Whether it's the launch of Google's new photo service, Google Now or the new Android, machine learning appears to be an emerging common thread.
Google rolled out Google Photos and the differentiator is going to be search and machine learning to categorize them.
The pitch with Google Photo is that the search giant will create a home for photos and videos and use machine learning to "make memories not manage them," said Anil Sabharwal, director of Google Photos.

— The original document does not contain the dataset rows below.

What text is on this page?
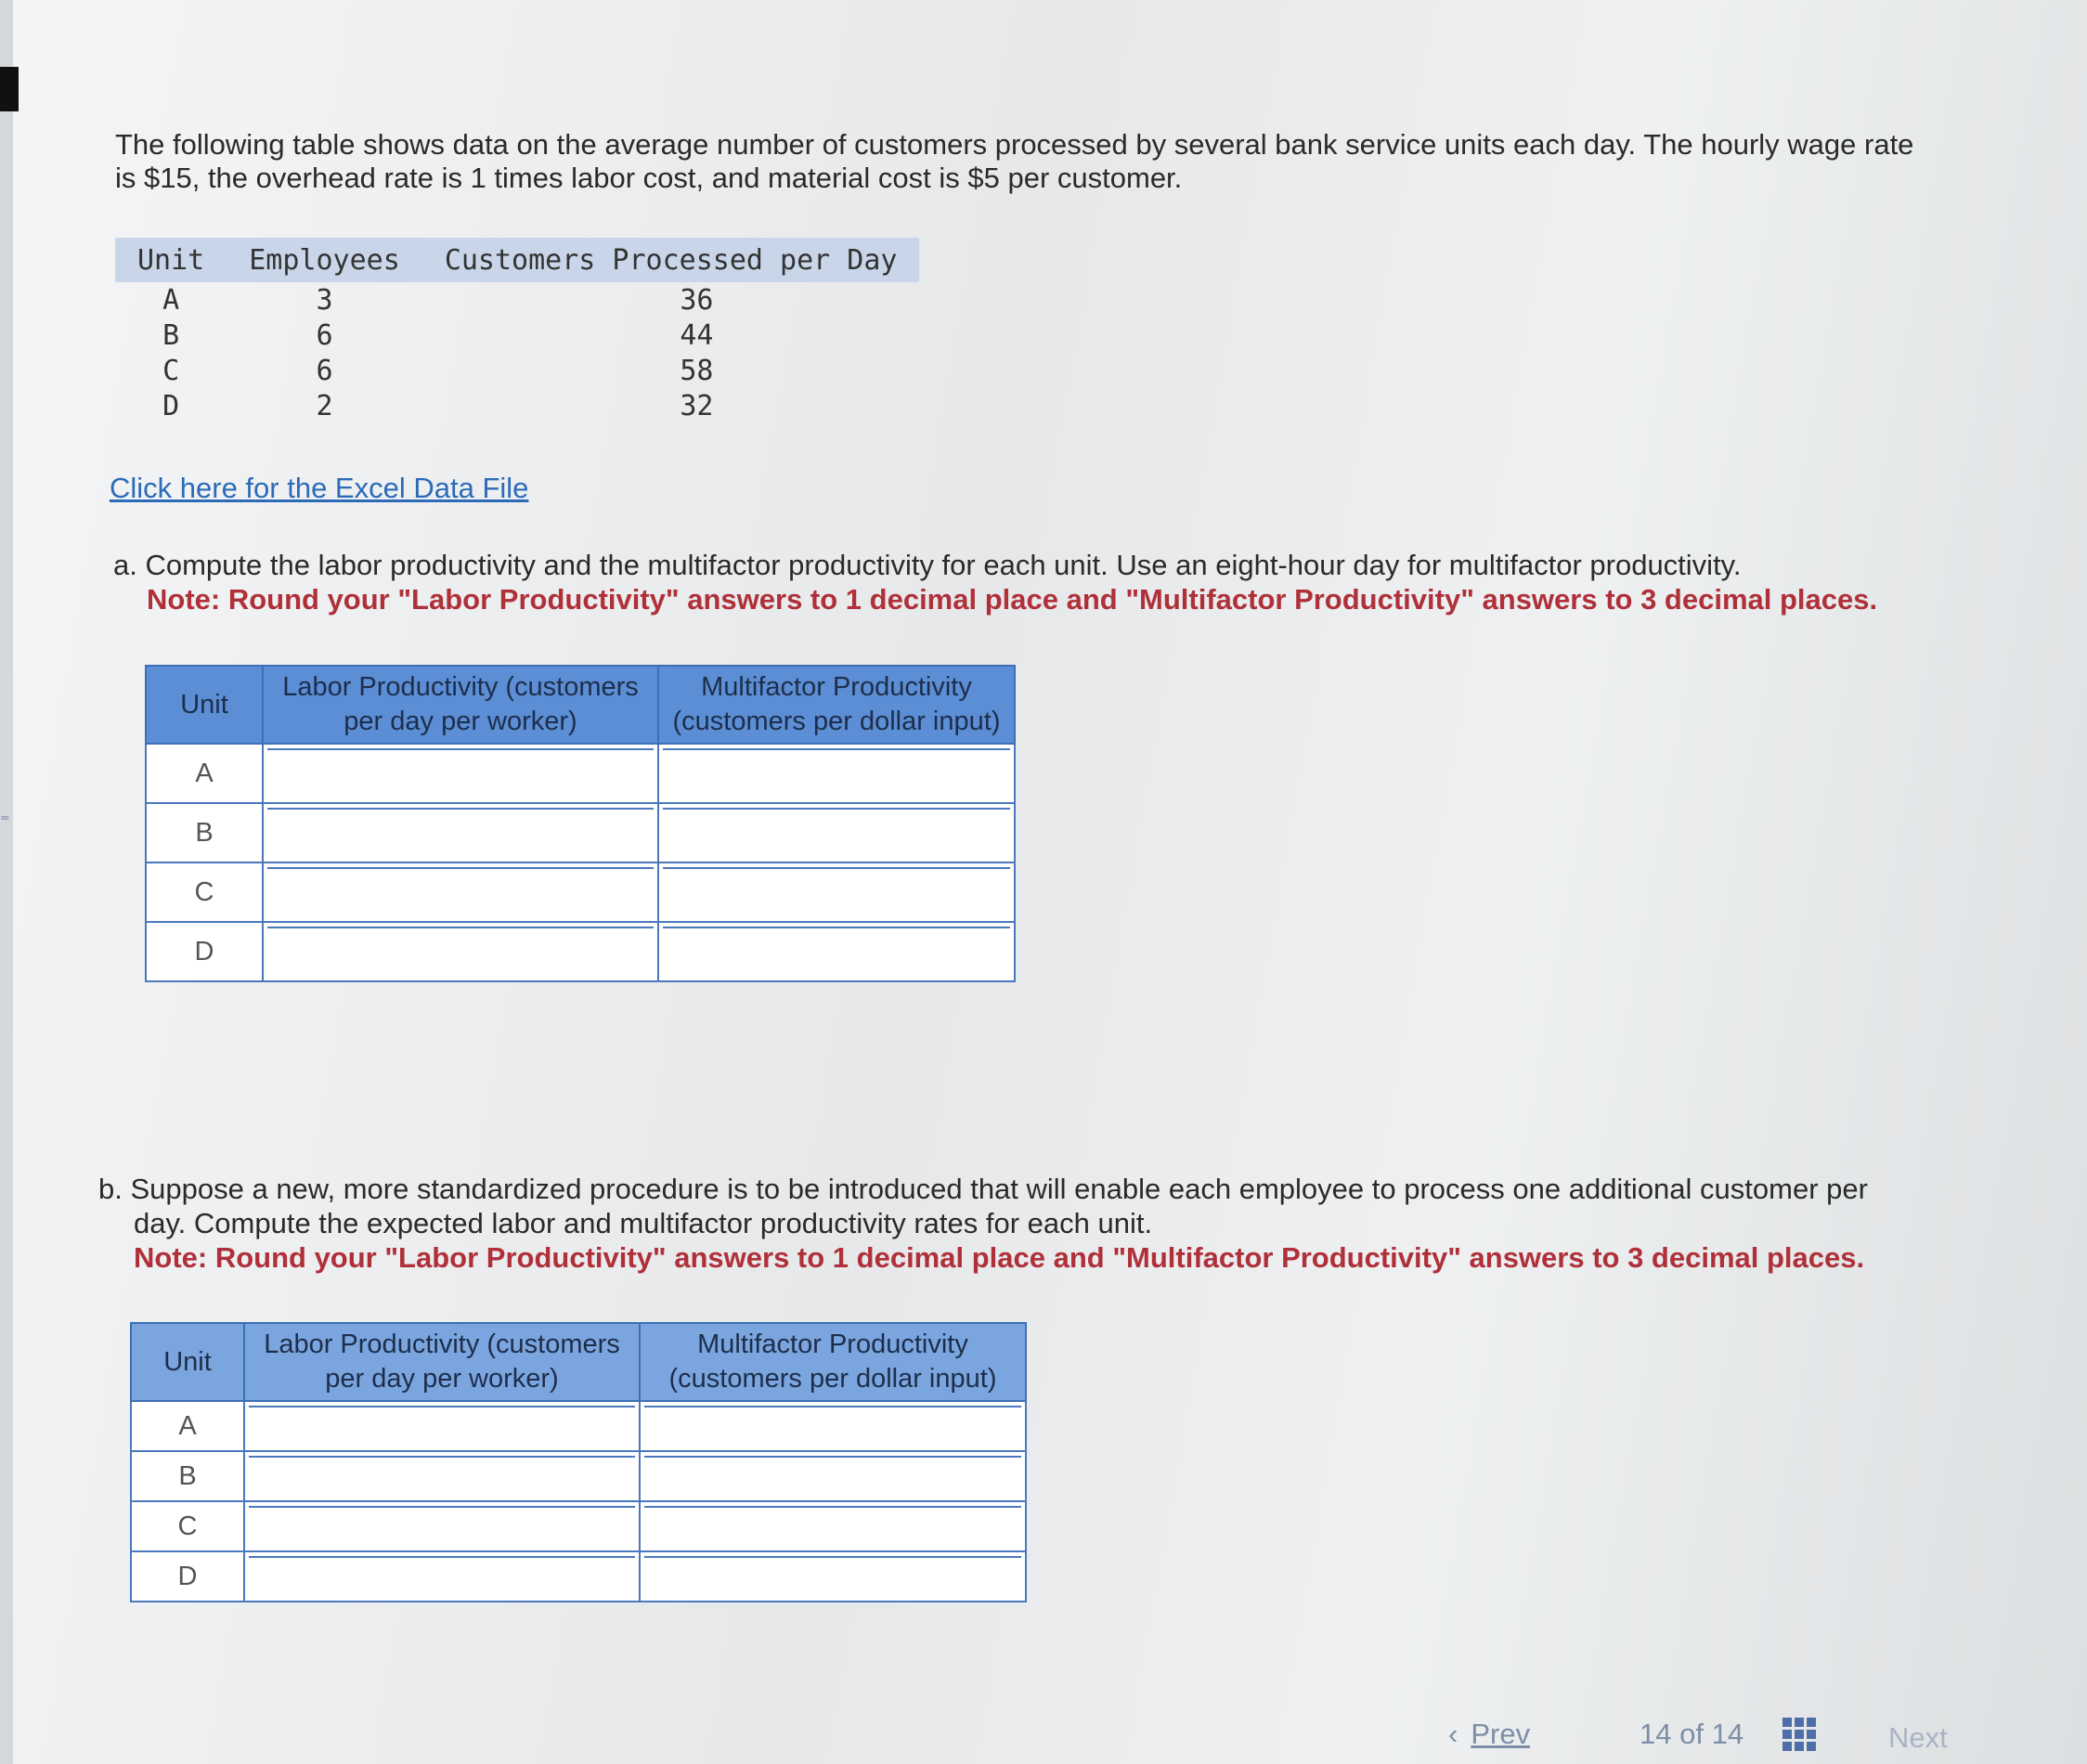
⁼

The following table shows data on the average number of customers processed by several bank service units each day. The hourly wage rate is $15, the overhead rate is 1 times labor cost, and material cost is $5 per customer.

Unit	Employees	Customers Processed per Day
A	3	36
B	6	44
C	6	58
D	2	32
Click here for the Excel Data File
a. Compute the labor productivity and the multifactor productivity for each unit. Use an eight-hour day for multifactor productivity.
Note: Round your "Labor Productivity" answers to 1 decimal place and "Multifactor Productivity" answers to 3 decimal places.
Unit	Labor Productivity (customers per day per worker)	Multifactor Productivity (customers per dollar input)
A		
B		
C		
D		
b. Suppose a new, more standardized procedure is to be introduced that will enable each employee to process one additional customer per day. Compute the expected labor and multifactor productivity rates for each unit.
Note: Round your "Labor Productivity" answers to 1 decimal place and "Multifactor Productivity" answers to 3 decimal places.
Unit	Labor Productivity (customers per day per worker)	Multifactor Productivity (customers per dollar input)
A		
B		
C		
D		
‹ Prev	14 of 14	Next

All of this machine learning computing power will rely on Google's computing and cloud infrastructure. Google isn't the only one in the machine learning game---IBM, Microsoft and a bevy of others play in the space---but the search giant has the reach to make the technology mainstream even if it resides in the background.
The other machine learning piece is what Google is doing with Google Now, which is gunning to be more current. Google is hoping to engage customers with a voice request for a name.
Google Now is also adding an On Tap function that serves as a help me button. The natural language processing is aimed at giving users context and answers quickly.
You can see where Google is heading. "We have built up a natural language processing engine, but we have also built up this powerful context engine, and we understand more than 100 million places," said Aparna Chennapragada, director of Google Now.
All of this is possible because Google has improved its speech recognition accuracy from a 23 percent word error in 2013 rate to 8 percent today.
"We have the best investment in machine learning over the past many years," said Sundar Pinchai, senior vice president at Google. Machine learning and deep neural nets aren't exactly new, but Pinchai made the case that Google has spent its time training.
"What looked like a simple query, we understood voice, we're doing natural language processing," he said. "The reason we are able to do all of this is because of the investments we've made in machine learning."